As a kid growing up on a farm, I was 15 years old when my father took me out into the field and taught me how to plow for the first time. He sat in the driver's seat of the tractor, and I was next to him. The plow, of course, was hooked up behind the tractor. Without me noticing what he was doing, he lined the tractor up with a tree way on the other side of the field.

He stood up, and had me sit in the driver's seat. He then proceeded to point out the tree on the other side of the field. He said: "If you want to make a straight line in a field, you must first find an object on the other side of the field and drive straight at that object."

As any nervous 15-year-old, I slowly put the tractor in gear. I put the plow down into the ground and proceeded to move forward. Of course, I immediately turned around to see what was behind me and, in doing so, I turned the steering wheel of the tractor. My father grabbed the steering wheel and reminded me to keep my eyes on the tree so as to make a straight line.

I took my eyes off the tree in the field because I was worried about what was happening at that present moment, that is, what was happening behind me. The tree seemed so far off, and it seemed as though taking my eyes off the tree even for a second would not make that big of a difference.

It is so easy for us to become bored with our lives to the point that we become nonchalant as we cross the fields of our lives.
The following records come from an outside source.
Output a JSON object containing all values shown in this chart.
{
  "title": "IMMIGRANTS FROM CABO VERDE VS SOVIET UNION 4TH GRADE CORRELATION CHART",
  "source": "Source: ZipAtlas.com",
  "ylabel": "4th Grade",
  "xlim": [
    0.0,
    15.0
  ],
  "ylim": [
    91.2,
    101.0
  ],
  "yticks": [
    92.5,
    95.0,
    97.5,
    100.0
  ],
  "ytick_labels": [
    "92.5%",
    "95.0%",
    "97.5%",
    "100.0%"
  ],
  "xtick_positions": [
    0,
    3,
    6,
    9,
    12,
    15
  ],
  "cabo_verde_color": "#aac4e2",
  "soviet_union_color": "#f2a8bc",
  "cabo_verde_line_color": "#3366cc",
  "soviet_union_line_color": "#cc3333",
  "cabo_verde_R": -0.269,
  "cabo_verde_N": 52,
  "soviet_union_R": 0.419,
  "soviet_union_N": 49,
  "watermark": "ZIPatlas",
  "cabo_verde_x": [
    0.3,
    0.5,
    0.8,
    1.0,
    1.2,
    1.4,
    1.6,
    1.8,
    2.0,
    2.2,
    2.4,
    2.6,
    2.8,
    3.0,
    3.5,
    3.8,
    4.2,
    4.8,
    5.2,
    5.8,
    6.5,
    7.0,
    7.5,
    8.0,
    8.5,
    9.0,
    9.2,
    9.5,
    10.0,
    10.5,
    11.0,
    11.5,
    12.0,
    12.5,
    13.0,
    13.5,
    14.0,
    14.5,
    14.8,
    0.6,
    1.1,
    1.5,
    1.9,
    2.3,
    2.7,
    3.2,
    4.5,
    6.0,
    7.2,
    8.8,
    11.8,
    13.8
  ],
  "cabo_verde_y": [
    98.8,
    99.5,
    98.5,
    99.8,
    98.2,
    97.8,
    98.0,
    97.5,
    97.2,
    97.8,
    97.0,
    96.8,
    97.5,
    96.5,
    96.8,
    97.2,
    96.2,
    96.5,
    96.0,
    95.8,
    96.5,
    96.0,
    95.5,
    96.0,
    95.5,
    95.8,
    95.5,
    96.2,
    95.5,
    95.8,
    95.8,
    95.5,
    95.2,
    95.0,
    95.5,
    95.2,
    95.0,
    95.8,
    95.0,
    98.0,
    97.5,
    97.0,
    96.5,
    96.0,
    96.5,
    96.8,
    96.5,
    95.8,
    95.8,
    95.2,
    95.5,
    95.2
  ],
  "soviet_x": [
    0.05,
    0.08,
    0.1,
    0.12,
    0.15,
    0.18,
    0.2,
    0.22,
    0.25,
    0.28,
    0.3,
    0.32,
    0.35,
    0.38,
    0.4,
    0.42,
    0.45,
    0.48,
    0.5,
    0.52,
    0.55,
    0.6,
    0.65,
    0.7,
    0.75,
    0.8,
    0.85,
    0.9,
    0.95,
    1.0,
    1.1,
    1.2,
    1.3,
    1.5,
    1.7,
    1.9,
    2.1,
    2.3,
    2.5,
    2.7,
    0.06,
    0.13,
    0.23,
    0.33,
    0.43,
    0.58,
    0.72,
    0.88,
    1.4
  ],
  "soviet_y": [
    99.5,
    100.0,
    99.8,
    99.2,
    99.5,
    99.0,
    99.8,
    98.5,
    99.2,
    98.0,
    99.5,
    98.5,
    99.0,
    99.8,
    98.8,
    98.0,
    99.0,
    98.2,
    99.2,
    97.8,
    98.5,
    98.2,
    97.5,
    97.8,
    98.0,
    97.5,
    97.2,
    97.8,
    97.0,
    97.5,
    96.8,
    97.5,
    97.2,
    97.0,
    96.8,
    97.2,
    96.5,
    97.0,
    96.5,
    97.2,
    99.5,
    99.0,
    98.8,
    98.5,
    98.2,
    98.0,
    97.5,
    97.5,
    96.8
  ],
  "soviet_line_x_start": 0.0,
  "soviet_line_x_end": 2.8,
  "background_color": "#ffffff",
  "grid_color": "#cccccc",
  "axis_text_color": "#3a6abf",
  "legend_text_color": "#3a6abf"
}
We begin to watch the birds in the sky or what another farmer is doing in his own field. We forget about Christ. We forget that our journey in this life is to get to live with Him in the next.

The Gospel tells us that "No one who sets a hand to the plow and looks to what was left behind is fit for the Kingdom of God." As in farming, we have landmarks in our own life toward which we focus to keep us in line. In life we are to follow Christ. We are to fix our gaze on Him who is the Tree of Life, and not turn our eyes away from him. 

The stained glass window in the northwest corner of the Abbey Church has the tree of life growing up into the cross upon which Jesus Christ hung. We, as Christians, find our life and our salvation through the Paschal Mystery. The problem is that we can so easily become distracted with the things of the world and take our eyes off Christ.

St. Benedict started his journey in life by going to study in Rome. He put his plow in the ground and found that he could not fix his gaze on Christ with all the distractions and sin around him. So he left the city of Rome and climbed a mountain just outside of Subiaco. He stayed in a cave for three years with his eyes fixed on Christ. 

With his eyes fixed on Christ, he was able to write a Rule for monks that would be a guide for them to fix their gaze on Christ. He says in the Prologue: "Do not be daunted immediately by fear and run away from the road that leads to salvation. It is bound to be narrow at the outset. But as we progress in this way of life and in faith, we shall run on the path of God's commandments, our hearts overflowing with the inexpressible delight of love" (Prol. 48-49).

St. Benedict knows that the outset of our spiritual journey will be narrow. He knows that we are going to be the young kid who is compelled to turn away from God. St. Benedict also knows that if we follow God's commands, we will be able to RUN, to run with inexpressible delight.

We may be asking ourselves how this can be done; it is done by an act of faith that we put the plow into the ground and move forward. Blessed Guerric of Igny says: "Brethren, if we push God behind our backs as if we had no faith, so that putting aside fear of him we fix our attention rather on empty things; in what way do we think he will look on us? He will look on us, but with what sort of gaze?" (Sermon 25:6). 

My brothers and sisters, as we till the soil of our own hearts, are we focused on Christ or are we focused on the things of the world? Have we cast God aside or have we fixed our gaze on Him? As we continue on our Lenten journey, may we fix our gaze on Christ, and so prepare ourselves to celebrate with great joy the holy season of Easter.